Pre-K students at KIPP DC LEAP Academy.
Charter schools have increasingly become a viable alternative to traditional public district schools. Yet many charter schools, which often start in church basements or above storefronts, lack adequate facilities and have to turn away hundreds of students. TRF has provided over $120 million in facility financing to charter schools across the region in the last 10 years. With TRF’s broad range of financing options, many of these schools, including the two in Washington, DC featured below, are building and expanding facilities that support their educational priorities and plans for growth.
Building Facilities that Support Success
In fall 2007, 96 eager four-year olds began pre-K classes at KIPP DC LEAP Academy’s temporary home in a southeast DC church basement. Come September 2008, they will move into the school’s new TRF-financed facility with spacious, bright classrooms and many other developmentally appropriate features. Principal Laura Bowen’s excitement is infectious as she describes the new facility, “The new school will have a full gym for the students as well as secure outside play space. It will also accommodate music, dance, and art rooms that currently do not exist. Our students deserve the best we can provide and the new building will represent that belief to the entire community.”
LEAP Academy is part of the renowned Knowledge is Power Program and is the District’s first and nation’s third KIPP elementary school. The new school will build off the success of KIPP DC’s KEY Academy, which has been DC’s top performing middle school, district or charter, for three consecutive years.
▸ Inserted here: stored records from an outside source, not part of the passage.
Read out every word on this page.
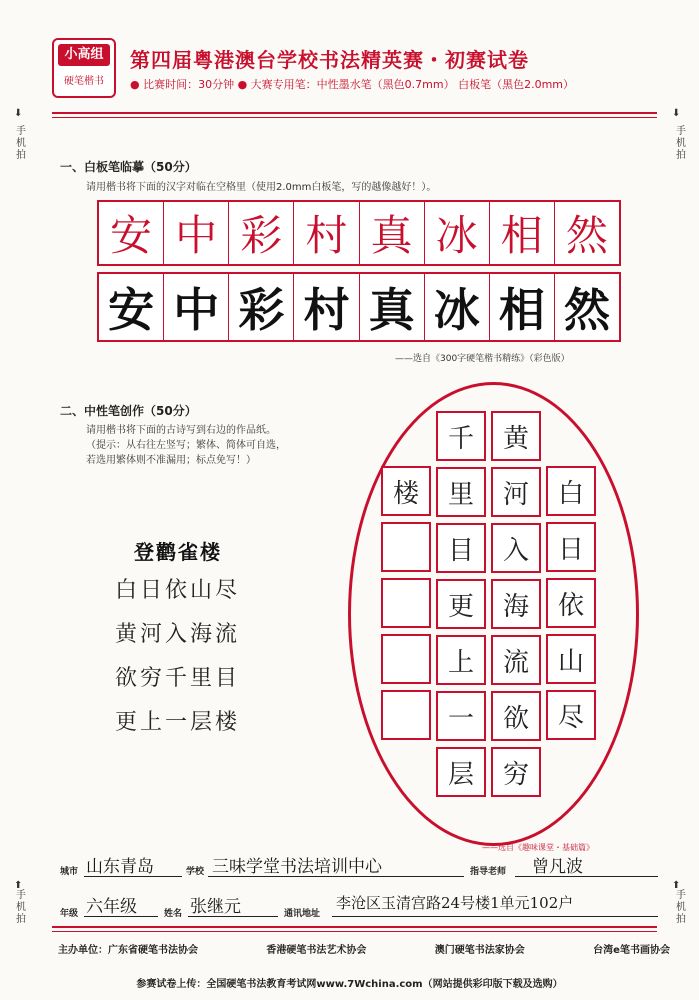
小高组
硬笔楷书
第四届粤港澳台学校书法精英赛・初赛试卷
● 比赛时间：30分钟 ● 大赛专用笔：中性墨水笔（黑色0.7mm） 白板笔（黑色2.0mm）
⬇
手机拍
⬇
手机拍
⬆
手机拍
⬆
手机拍
一、白板笔临摹（50分）
请用楷书将下面的汉字对临在空格里（使用2.0mm白板笔，写的越像越好！）。
安 中 彩 村 真 冰 相 然
安 中 彩 村 真 冰 相 然
——选自《300字硬笔楷书精练》（彩色版）
二、中性笔创作（50分）
请用楷书将下面的古诗写到右边的作品纸。
（提示：从右往左竖写；繁体、简体可自选，
若选用繁体则不准漏用；标点免写！）
登鹳雀楼
白日依山尽
黄河入海流
欲穷千里目
更上一层楼
白
日
依
山
尽
黄
河
入
海
流
欲
穷
千
里
目
更
上
一
层
楼
——选自《趣味课堂・基础篇》
城市 山东青岛	学校 三味学堂书法培训中心	指导老师 曾凡波
年级 六年级	姓名 张继元	通讯地址
李沧区玉清宫路24号楼1单元102户
主办单位：广东省硬笔书法协会	香港硬笔书法艺术协会	澳门硬笔书法家协会	台湾e笔书画协会
参赛试卷上传：全国硬笔书法教育考试网www.7Wchina.com（网站提供彩印版下载及选购）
Across town in the Columbia Heights neighborhood, another charter school will also be moving into its new TRF-financed facility. E.L. Haynes Public Charter School currently serves Pre-K through 4th graders in classrooms atop a local CVS. Named for Dr. Euphemia Lofton Haynes, the first African-American woman to receive a doctorate in mathematics and a teacher in the DC school system for 47 years, the three-year-old school was the first public school in DC to use a year-round calendar with high-quality academic enrichment programs. The school’s dedication is evident in the “Exemplary” score it received from the DC Public Charter School Board’s annual review last year. In addition to new classrooms, E.L Haynes’ facility will include a gym and a cafetorium, enabling the school to expand to its full charter complement of Pre-K through Grade 8.